Melanophidium Günther, 1864

Melanophidium Günther, 1864

Melanophidium Günther, 1864: 193 .

TYPE SPECIES. — Plectrurus wynaudensis Beddome, 1863a by original monotypy.

INCLUDED SPECIES. — Melanophidium bilineatum Beddome, 1870 , M. khairei , M. punctatum , M. wynaudense .

DIAGNOSIS. — Melanophidium can be distinguished from all other amniotes by the characters given for the family, and from other uropeltids by a mental groove, dorsal scales in 15 rows at midbody, eye in ocular shield, and no temporal. At least three species ( M. bilineatum , M. punctatum , and M. wynaudense ) have a unique micro-ornamentation pattern of dorsal scales at midbody, having large (> 18.5 mm), rounded polygonal Oberhäutchen cells with level borders and no denticulations ( Gower 2003). These characters separate them from 16 other uropeltid species from all genera except Pseudoplectrurus , and are thus likely also diagnostic characters. In recent studies of skull morphology, the following characters are shared by M. punctatum and M. wynaudense , but not by any sampled representatives of other uropeltid genera (i.e. they are likely, but not definitely, diagnostic of Melanophidium ; though Pseudoplectrurus and Teretrurus were not sampled): supraoccipital separate, prootic and opisthotic-exoccipital separate, basisphenoid-basioccipital separate, facial nerve branches into open recess behind the mandibular branch foramen which connects with the posterior opening of the Vidian canal, and posteroventral process of dentary distinct ( Rieppel & Zaher 2002; Olori & Bell 2012).

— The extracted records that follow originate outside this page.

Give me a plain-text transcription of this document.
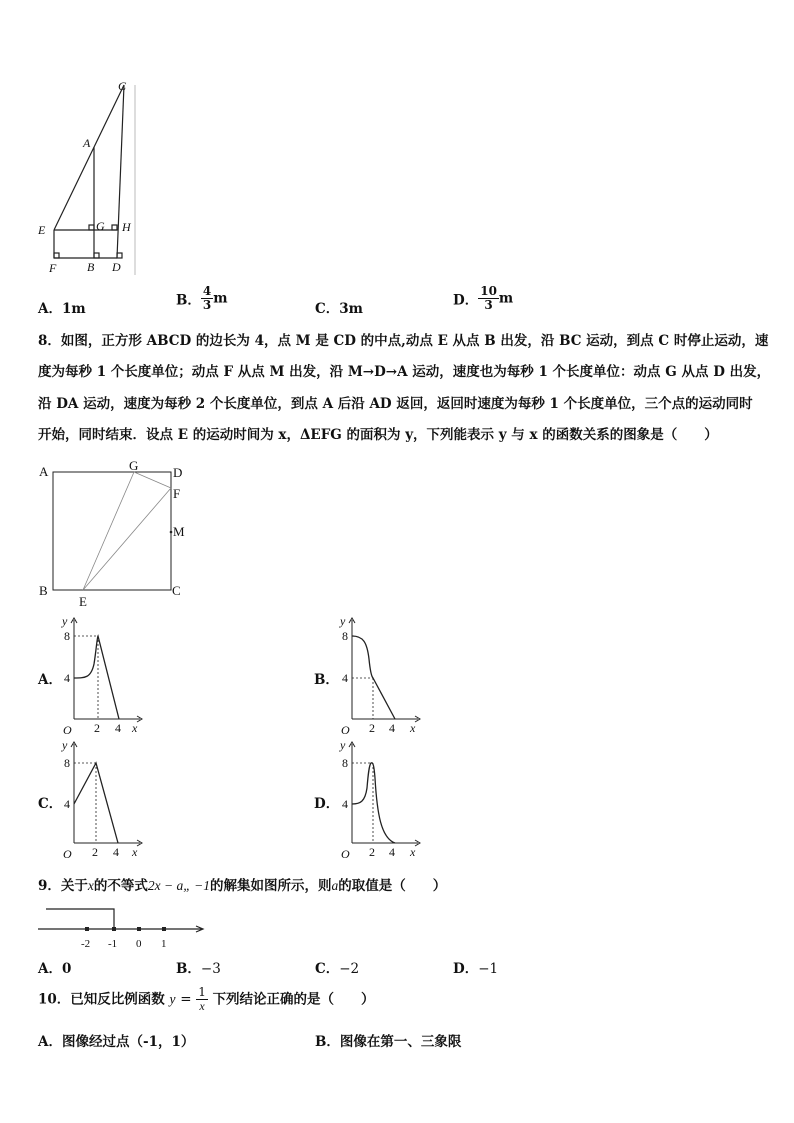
C
A
E	G H
F	B D
A．1m
B． $\frac{4}{3}$ m
C．3m
D． $\frac{10}{3}$ m
8．如图，正方形 ABCD 的边长为 4，点 M 是 CD 的中点,动点 E 从点 B 出发，沿 BC 运动，到点 C 时停止运动，速
度为每秒 1 个长度单位；动点 F 从点 M 出发，沿 M→D→A 运动，速度也为每秒 1 个长度单位：动点 G 从点 D 出发，
沿 DA 运动，速度为每秒 2 个长度单位，到点 A 后沿 AD 返回，返回时速度为每秒 1 个长度单位，三个点的运动同时
开始，同时结束．设点 E 的运动时间为 x，ΔEFG 的面积为 y，下列能表示 y 与 x 的函数关系的图象是（　　）
A	G	D
F
M
B
E
C
A．
y
8
4
O 2 4 x
B．
y
8
4
O 2 4 x
C．
y
8
4
O 2 4 x
D．
y
8
4
O 2 4 x
9．关于x的不等式2x − a„ −1的解集如图所示，则a的取值是（　　）
-2 -1 0 1
A．0	B．−3	C．−2	D．−1
10．已知反比例函数 $y = \frac{1}{x}$ 下列结论正确的是（　　）
A．图像经过点（-1，1）	B．图像在第一、三象限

DISTRIBUTION. — India, in the Western Ghats as far North as Amboli ( Whitaker & Captain 2004; Gower et al. 2016).

DESCRIPTION

Tail is longer (up to 8% SVL; see Rajendran 1985; Table 2) than in most other uropeltids, but not as heavily compressed or modified; caudal scales are unkeeled and terminal scute is small and smooth or terminates in two to four points. In the single specimen of M. wynaudense dissected, no aspect of visceral topology is significant in uniquely distinguishing it from other uropeltid genera. However, mean of the heart-liver interval (15% of SVL) is larger than that measured for any other uropeltid genus, the next largest being Rhinophis (10% SVL; Table 3). All four species with teeth on the palatine, a condition otherwise absent in Uropeltidae ( Rieppel & Zaher 2002; Cundall & Irish 2008; Olori & Bell 2012; Gower et al. 2016). However, this condition is variable in M. wynaudense , with most examined specimens lacking teeth (Gower et al. 2016). All species exhibit a striking blue-green iridescence, which is still noticeable in preservative as it derives from microstructural features in the scales, rather than pigments (see Gower 2003). Few objective and unambiguous external morphological features separate the known species, which are identifiable primarily based on color pattern ( Smith 1943; Gower et al. 2016). Monophyly of this genus has been questioned in the past ( Rieppel & Zaher 2002), but is supported by our molecular phylogeny (part), the presence of a mental groove, and the unique features of scale micro-ornamentation and skull morphology (part) given in the diagnosis ( Rieppel & Zaher 2002; Gower 2003; Olori & Bell 2012; Gower et al. 2016).

REMARKS

A lack of comparative analyses hid the existence of Melanophidium khairei for 144 years, disguised as M. punctatum (see Gower et al. 2016). Extralimital records and confounding character-states exist for each species (see below and Gower et al. 2016); there is likely additional cryptic and undiscovered diversity in this group, as with most uropeltid genera.